The welcome dance performed when Pai's father returns to the community is one of many examples of religious practice. There are numerous discussions and evidences of the thorough nature of the Maori's cultural traditions as they saturate much of the life of the village. The welcome dance, performed for a returning son, is just one example of how tradition remains important to the village and how the village communicates that importance to itself and to others.
This film could be said to be an example of Maori spirituality in so many ways. Certainly the part when Pai communicates with the lead whale and encourages him to lead the herd of whales back out to sea is a vital part to focus on - it captures the key legend of this Maori group and shows how Pai is able to fulfil her role as tribal leader and be accepted as tribal leader by her grandfather.
The premise of the film is the recapture of the Maori traditions and customs by the younger generations, and their spiritual education.

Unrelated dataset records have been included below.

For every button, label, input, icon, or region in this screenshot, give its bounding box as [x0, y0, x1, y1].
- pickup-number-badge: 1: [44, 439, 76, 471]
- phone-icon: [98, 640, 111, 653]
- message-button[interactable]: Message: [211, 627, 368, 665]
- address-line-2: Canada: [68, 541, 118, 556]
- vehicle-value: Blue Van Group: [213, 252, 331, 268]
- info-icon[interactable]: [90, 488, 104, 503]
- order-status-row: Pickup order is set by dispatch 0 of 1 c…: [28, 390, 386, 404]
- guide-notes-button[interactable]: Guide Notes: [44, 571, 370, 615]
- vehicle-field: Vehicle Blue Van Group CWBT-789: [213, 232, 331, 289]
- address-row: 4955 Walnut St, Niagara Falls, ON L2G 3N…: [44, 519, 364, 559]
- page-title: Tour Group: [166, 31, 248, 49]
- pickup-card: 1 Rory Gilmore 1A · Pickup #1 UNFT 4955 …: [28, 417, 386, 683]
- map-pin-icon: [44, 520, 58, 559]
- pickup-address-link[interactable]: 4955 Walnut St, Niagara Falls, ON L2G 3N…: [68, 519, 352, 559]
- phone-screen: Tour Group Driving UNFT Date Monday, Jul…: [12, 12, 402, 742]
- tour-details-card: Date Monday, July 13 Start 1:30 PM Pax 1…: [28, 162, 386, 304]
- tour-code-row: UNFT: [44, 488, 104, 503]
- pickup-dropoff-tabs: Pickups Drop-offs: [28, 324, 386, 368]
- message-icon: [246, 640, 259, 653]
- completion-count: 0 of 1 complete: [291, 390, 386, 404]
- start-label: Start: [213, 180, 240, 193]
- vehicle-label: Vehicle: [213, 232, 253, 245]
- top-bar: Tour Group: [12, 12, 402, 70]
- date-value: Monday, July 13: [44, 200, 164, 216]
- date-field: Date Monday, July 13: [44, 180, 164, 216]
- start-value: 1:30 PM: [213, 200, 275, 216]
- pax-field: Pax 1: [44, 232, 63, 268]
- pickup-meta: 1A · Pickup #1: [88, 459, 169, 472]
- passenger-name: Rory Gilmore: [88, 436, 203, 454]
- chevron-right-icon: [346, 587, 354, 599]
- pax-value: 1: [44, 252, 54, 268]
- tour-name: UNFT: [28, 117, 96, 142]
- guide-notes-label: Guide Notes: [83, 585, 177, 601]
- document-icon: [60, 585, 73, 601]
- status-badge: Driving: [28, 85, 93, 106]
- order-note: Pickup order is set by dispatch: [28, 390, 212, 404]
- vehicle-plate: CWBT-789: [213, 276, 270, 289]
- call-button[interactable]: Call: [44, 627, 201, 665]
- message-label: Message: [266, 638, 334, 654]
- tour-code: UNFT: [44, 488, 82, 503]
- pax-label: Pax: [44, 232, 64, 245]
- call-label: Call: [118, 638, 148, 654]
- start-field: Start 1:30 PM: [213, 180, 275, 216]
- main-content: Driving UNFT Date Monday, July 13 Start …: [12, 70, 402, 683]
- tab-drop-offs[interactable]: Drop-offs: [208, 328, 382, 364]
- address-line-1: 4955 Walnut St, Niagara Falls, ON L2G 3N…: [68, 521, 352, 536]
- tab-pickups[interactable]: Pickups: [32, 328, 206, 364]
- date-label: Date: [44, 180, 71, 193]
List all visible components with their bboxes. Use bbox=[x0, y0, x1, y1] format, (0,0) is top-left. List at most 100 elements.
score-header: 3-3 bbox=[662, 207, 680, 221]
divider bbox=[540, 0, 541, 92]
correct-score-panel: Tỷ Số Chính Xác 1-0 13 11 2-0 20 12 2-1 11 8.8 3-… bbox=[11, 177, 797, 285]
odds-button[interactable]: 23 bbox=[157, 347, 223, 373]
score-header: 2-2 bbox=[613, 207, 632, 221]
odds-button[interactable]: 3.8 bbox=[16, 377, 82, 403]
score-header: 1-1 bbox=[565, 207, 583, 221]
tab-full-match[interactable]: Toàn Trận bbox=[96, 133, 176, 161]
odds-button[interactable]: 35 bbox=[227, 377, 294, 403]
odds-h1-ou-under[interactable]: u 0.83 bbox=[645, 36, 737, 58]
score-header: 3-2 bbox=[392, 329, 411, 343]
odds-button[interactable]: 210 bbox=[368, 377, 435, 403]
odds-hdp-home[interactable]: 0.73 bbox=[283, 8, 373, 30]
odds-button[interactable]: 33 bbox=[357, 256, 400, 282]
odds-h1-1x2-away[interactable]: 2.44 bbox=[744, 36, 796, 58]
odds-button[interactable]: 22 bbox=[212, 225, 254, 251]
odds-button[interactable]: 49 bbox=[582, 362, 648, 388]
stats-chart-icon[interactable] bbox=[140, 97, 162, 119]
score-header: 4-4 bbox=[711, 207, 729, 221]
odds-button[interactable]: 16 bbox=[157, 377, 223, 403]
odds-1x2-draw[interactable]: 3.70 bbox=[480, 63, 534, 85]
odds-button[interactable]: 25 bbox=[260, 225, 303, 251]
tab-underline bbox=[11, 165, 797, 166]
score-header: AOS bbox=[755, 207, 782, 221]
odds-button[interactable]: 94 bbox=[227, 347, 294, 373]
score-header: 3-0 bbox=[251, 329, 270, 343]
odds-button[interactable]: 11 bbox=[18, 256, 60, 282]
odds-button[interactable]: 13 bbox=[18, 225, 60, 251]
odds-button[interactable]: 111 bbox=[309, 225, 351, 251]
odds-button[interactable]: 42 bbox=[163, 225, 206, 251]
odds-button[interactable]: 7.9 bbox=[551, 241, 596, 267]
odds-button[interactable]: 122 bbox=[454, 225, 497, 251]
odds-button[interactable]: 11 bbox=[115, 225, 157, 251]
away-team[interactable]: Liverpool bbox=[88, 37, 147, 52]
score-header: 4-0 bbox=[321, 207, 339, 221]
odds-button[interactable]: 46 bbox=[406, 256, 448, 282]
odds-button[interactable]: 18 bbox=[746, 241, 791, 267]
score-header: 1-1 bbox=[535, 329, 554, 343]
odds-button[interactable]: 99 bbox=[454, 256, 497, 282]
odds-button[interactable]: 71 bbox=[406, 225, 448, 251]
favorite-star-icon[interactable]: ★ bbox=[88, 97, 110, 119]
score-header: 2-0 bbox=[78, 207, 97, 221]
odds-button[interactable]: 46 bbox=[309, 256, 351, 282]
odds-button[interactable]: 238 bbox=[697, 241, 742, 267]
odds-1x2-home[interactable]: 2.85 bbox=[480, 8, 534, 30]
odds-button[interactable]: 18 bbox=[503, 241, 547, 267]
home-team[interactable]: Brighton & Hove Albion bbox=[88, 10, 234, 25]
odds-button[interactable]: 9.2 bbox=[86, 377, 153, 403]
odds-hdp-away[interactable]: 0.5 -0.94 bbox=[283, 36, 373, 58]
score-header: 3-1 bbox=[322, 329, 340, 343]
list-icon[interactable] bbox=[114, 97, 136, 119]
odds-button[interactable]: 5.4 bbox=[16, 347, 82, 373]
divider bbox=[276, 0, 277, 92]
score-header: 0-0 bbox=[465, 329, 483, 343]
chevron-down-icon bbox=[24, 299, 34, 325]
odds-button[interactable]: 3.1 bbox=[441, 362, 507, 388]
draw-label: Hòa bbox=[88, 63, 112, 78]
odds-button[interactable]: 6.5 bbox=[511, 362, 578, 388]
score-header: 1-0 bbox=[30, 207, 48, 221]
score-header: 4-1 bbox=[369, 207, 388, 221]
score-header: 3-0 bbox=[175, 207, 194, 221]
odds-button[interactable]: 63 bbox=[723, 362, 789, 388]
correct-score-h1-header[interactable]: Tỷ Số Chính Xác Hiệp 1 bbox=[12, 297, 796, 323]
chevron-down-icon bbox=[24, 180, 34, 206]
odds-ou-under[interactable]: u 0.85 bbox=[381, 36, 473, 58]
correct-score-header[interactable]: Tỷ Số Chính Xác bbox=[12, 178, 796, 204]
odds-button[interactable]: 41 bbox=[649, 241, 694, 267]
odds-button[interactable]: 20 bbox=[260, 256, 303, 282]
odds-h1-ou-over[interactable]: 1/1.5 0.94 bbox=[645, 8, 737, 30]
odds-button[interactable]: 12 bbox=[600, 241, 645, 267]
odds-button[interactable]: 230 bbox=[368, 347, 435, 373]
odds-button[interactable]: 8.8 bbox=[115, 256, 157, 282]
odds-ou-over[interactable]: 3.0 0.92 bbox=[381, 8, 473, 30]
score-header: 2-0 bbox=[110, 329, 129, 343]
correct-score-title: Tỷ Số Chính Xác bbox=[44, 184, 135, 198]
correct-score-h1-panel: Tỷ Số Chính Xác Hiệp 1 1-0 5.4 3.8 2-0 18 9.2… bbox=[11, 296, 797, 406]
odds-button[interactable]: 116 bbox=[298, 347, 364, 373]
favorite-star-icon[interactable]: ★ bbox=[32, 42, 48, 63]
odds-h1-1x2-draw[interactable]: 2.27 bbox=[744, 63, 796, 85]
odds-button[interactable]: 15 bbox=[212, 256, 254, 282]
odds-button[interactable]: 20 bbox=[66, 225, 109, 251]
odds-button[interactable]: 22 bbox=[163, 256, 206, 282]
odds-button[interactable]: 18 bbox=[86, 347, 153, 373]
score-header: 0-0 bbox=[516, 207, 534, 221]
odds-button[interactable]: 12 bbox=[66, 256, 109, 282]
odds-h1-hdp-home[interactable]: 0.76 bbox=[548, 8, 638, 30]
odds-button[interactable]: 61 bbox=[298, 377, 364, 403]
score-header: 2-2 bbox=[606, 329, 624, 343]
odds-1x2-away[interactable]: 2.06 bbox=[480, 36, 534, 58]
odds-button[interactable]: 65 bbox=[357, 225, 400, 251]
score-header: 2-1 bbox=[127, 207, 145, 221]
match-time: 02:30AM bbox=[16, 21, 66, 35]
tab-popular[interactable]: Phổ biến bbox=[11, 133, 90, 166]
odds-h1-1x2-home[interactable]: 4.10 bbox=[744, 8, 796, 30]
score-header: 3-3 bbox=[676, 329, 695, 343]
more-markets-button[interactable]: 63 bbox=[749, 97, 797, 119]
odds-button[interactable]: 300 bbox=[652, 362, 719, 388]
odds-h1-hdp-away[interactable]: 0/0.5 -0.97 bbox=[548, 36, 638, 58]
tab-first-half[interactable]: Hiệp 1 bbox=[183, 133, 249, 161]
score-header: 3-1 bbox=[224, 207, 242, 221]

Grandfather starts a school for the young men, where he teaches them custom, but also how to develop their spirit as Maori warriors. The dances he teaches them, with the facial expressions are good examples of spirituality in the film.
In one of the final scenes of the movie, with the whales beached and the people trying to save them, Pai convinces the lead whale to return to the sea and the rest follow it. The tribe is on the beaches singing traditional songs as they realize what Pai is. The interaction between Pai and the whale is also a good example of spirituality.
The school that the grandfather started shows examples of spirituality of the culture because he specifically did not want them to die out; so he started a school to explicitly make sure those traditions continued. If he didn't, then the culture might be lost.